Belki absürt gelecek ama siyasi iktidar tam 19 yıldır FETÖ ile iktidarını yürütüyor. İlk on yıl FETÖ’yü kullanarak önündeki engelleri temizledi, 15 Temmuz’dan sonra da FETÖ tehdidini kullanarak iktidarını tahkim etti. FETÖ deyince her anti demokratik düzenleme meşrulaşıyor çünkü.
Otoriter yönetimlerin psikolojik dayanağı korkudur. Bu korku tek taraflı değil, iki taraflıdır. İktidarı kaybetme, hesap verme korkusu, onları her gün biraz daha yasakçılığa, korku siyasetine zorlar. Korkutarak korkularını bastırmaya çalışırlar. Korkunun kalıcı hale gelmesi iktidarın devamı için elzemdir. Onun için korku ateşi durmadan harlanır.
Fakat insan, korkulara alışan, zamanla onu aşan bir yaratık. Korku her konuda mağlup olduğu, teslim olduğu bir unsur değil. Özellikle açlığın, sefaletin kol gezdiği, aş-ekmek ihtiyacının dayanılmaz hal aldığı topluluklarda hiçbir korku barajı toplumu durduramaz. Toplum önce konuşmaya, sonra homurdanmaya, sonra da her türlü korkuyu aşarak siyasi tercihlerini değiştirmeye, muhalefetini gizliden açık hale getirmeye başlar.
Bugün ciddi bir ekonomik kriz ve demokrasi/yönetim krizi ile karşı karşıyayız. Siyasi irade tasarruflarında giderek toplumsal eğilimleri yok saymaya, devleti kendi kitlesinden ibaret gören bir politika izlemeye başladı. Kutuplaştırma, iktidarın biricik malzemesi ve stratejisi haline geldi.

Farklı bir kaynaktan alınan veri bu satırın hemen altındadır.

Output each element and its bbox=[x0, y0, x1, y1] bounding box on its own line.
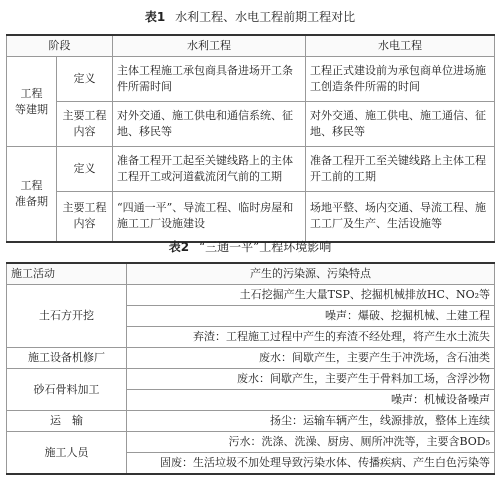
table2-header-activity: 施工活动 bbox=[7, 263, 127, 285]
table2 bbox=[6, 262, 495, 475]
table2-item: 土石挖掘产生大量TSP、挖掘机械排放HC、NO₂等 bbox=[127, 285, 495, 306]
table1-caption-number: 表1 bbox=[144, 10, 166, 24]
table1-cell: 对外交通、施工供电和通信系统、征地、移民等 bbox=[113, 102, 306, 147]
table1-cell: 工程正式建设前为承包商单位进场施工创造条件所需的时间 bbox=[306, 57, 495, 102]
table2-activity: 运 输 bbox=[7, 411, 127, 432]
table1-header-water: 水利工程 bbox=[113, 35, 306, 57]
table2-activity: 施工人员 bbox=[7, 432, 127, 475]
table2-item: 固废：生活垃圾不加处理导致污染水体、传播疾病、产生白色污染等 bbox=[127, 453, 495, 475]
table1-caption-text: 水利工程、水电工程前期工程对比 bbox=[175, 10, 356, 24]
table2-activity: 土石方开挖 bbox=[7, 285, 127, 348]
table1-cell: “四通一平”、导流工程、临时房屋和施工工厂设施建设 bbox=[113, 192, 306, 242]
table2-item: 噪声：机械设备噪声 bbox=[127, 390, 495, 411]
table1-stage-label: 工程 等建期 bbox=[7, 57, 57, 147]
table2-caption bbox=[0, 238, 500, 255]
table2-item: 弃渣：工程施工过程中产生的弃渣不经处理，将产生水土流失 bbox=[127, 327, 495, 348]
table1-header-stage: 阶段 bbox=[7, 35, 113, 57]
table2-item: 废水：间歇产生，主要产生于骨料加工场，含浮沙物 bbox=[127, 369, 495, 390]
table1-stage-label: 工程 准备期 bbox=[7, 147, 57, 242]
table2-item: 废水：间歇产生，主要产生于冲洗场，含石油类 bbox=[127, 348, 495, 369]
table1-cell: 准备工程开工起至关键线路上的主体工程开工或河道截流闭气前的工期 bbox=[113, 147, 306, 192]
table1-cell: 对外交通、施工供电、施工通信、征地、移民等 bbox=[306, 102, 495, 147]
table2-activity: 施工设备机修厂 bbox=[7, 348, 127, 369]
table2-activity: 砂石骨料加工 bbox=[7, 369, 127, 411]
table2-header-pollution: 产生的污染源、污染特点 bbox=[127, 263, 495, 285]
table1-sub-label: 定义 bbox=[57, 57, 113, 102]
table1-sub-label: 主要工程内容 bbox=[57, 102, 113, 147]
table1-header-hydro: 水电工程 bbox=[306, 35, 495, 57]
table1 bbox=[6, 34, 495, 243]
table2-item: 噪声：爆破、挖掘机械、土建工程 bbox=[127, 306, 495, 327]
table2-item: 污水：洗涤、洗澡、厨房、厕所冲洗等，主要含BOD₅ bbox=[127, 432, 495, 453]
table1-sub-label: 定义 bbox=[57, 147, 113, 192]
table1-caption bbox=[0, 8, 500, 25]
table2-caption-text: “三通一平”工程环境影响 bbox=[198, 240, 332, 254]
table1-cell: 场地平整、场内交通、导流工程、施工工厂及生产、生活设施等 bbox=[306, 192, 495, 242]
table1-cell: 主体工程施工承包商具备进场开工条件所需时间 bbox=[113, 57, 306, 102]
table2-caption-number: 表2 bbox=[168, 240, 190, 254]
table2-item: 扬尘：运输车辆产生，线源排放，整体上连续 bbox=[127, 411, 495, 432]
table1-cell: 准备工程开工至关键线路上主体工程开工前的工期 bbox=[306, 147, 495, 192]
table1-sub-label: 主要工程内容 bbox=[57, 192, 113, 242]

Oysa siyaset, bir birleştirme, toplumsal ihtilafları uzlaşarak, konuşarak, dost kalarak çözme işidir. Doğru siyaset toplumu bir bütün olarak kucaklar, bir kulağını kendi kitlesine, öteki kulağını kendine oy vermeyenlere verir. Herkesi dinler, herkesi mutlu edecek yol ve yöntemler arar. Ortak çözümler üretmeye çalışır, bir tarafın çözümünü öteki tarafın sorunu haline getirmez. Adaletle hareket eder, çünkü adalet toplumdaki renklere, desenlere bakmaz, herkese hakkı olanı vermeyi öngörür.
Bu ölçüler içinde bir reform mümkün müdür? Bu, iktidara bağlı. Demokrasi, şeffaflık, kuvvetler ayrılığı, hesap verilebilirlik, zamanı gelince gitmeyi bilmek demektir. Bir taraftan reformdan söz edip diğer taraftan HDPve FETÖ üzerinden korku siyaseti yapmak, iki densizin sözlerinden darbe tehdidi çıkarmak iktidarı reform yapmaya götürmez. Korku ve tehdit tam tersine yasakçılığı, özgürlüklerin daraltılmasını getirir. Siyasi iktidar reform yapacaksa önce bu korku dilini ve tehdit icat etme politikasını bırakmalıdır.